Sin embargo, cuando consideró cómo estaba en un barco sin nadie alrededor en el mar, no era demasiado difícil fijarlo en un objetivo.

Los problemas solo empeorarían cuando el visitante efectivamente atacara, siendo rendirse la única opción eventualmente.

Sobre el trasatlántico, el espacio se resquebrajó repentinamente al mismo tiempo que aparecía en él una puerta invisible llena de símbolos complicados.

Dos manos pálidas alcanzaron el borde de la puerta y de repente tiraron hacia atrás, permitiendo que todo su cuerpo saliera.

Llevaba un gorro negro y una clásica túnica oscura, una de las favoritas entre los ancianos.

Sin embargo, no parecía tener más de cuarenta años.

Su cabello castaño estaba ligeramente rizado, lo que le daba un aspecto anormalmente duro.

Innumerables imágenes ilusorias empezaron a salir de sus ojos oscuros, como si capas tras capas de mundos caóticos estuvieran ocultos dentro.

Cuando la sensación de peligro de Klein se intensificó, el solo cambio en su expresión fue suficiente para que Darkwill y Harry se asustaran al punto de casi congelarse.

No dudó mientras seguía los planes que había pensado para una situación como esta.

Se inclinó hacia delante y tomó el Dado de la Probabilidad.

—Determina el resultado del visitante maléfico que acaba de llegar.

¡Quiero 1 punto!

—dijo Klein con una voz profunda y suave, y lanzó el dado blanco-lechoso.

Inconscientemente también rezó a la Diosa, esperando que el dado que había sido intimidado recientemente fuera lo suficientemente obediente y actuara benévolamente a su favor.

Mientras tanto, parecía extremadamente tranquilo, de forma a evitar que el dado sintiera su ansiedad y aprovechara la oportunidad para causar más problemas.

A medida que el Dado de la Probabilidad rodó varias veces mientras producía sonidos de tintineo, quedó fijo en el lado con un punto rojo-sangre.

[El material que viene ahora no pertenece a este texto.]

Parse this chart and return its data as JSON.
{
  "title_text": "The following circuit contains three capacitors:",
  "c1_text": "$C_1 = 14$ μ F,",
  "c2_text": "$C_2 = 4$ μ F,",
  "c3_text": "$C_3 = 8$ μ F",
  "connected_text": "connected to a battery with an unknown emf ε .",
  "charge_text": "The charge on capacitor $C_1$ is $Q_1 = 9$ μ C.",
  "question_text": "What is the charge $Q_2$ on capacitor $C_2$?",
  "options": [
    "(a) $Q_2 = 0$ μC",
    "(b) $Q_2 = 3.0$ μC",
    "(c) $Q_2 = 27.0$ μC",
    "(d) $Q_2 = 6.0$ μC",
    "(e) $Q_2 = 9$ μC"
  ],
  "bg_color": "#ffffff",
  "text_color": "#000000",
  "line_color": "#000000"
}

Sobre el transatlántico, el hombre de túnica negra, que no parecía tener más de cuarenta años, tenía a toda la embarcación reflejada en sus ojos.

Emanaba su espiritualidad y observaba atentamente los alrededores.

Extendió su mano para agarrar el espacio frente a él mientras de repente tiraba de una puerta casi invisible.

La potencia entró en dicho portal y desapareció del lugar.

Dentro del camarote de primera clase, Klein sintió de inmediato que el peligro de distanciarse de él.

No pudo evitar soltar un suspiro de alivio.

Miró el dado de probabilidad en la mesa de café y no pudo evitar suspirar por dentro.

«Si este dado no tuviera un efecto secundario tan negativo y pudiera utilizarse en toda su extensión, ¡sería un artefacto divino!» «Como se esperaba de un Artefacto Sellado de Grado 0.

Como se esperaba de la singularidad del camino del Monstruo…» Solo en ese momento, Darkwill volvió a encontrar su coraje preguntando cuidadosamente: —¿Q-qué acaba de pasar?

Klein mantuvo su compostura y respondió con calma: —No hay necesidad de que lo sepas.

—Entiendo, entiendo.

Cuanto más sepa, mayor será el peligro en el que estaré.

Darkwill se secó el sudor frío de la cara.

No hubo más accidentes en las próximas horas.

Después de que el sol se ocultó por debajo del horizonte y el cielo se oscureció por completo, Klein finalmente vio un faro imponente aparecer no muy lejos.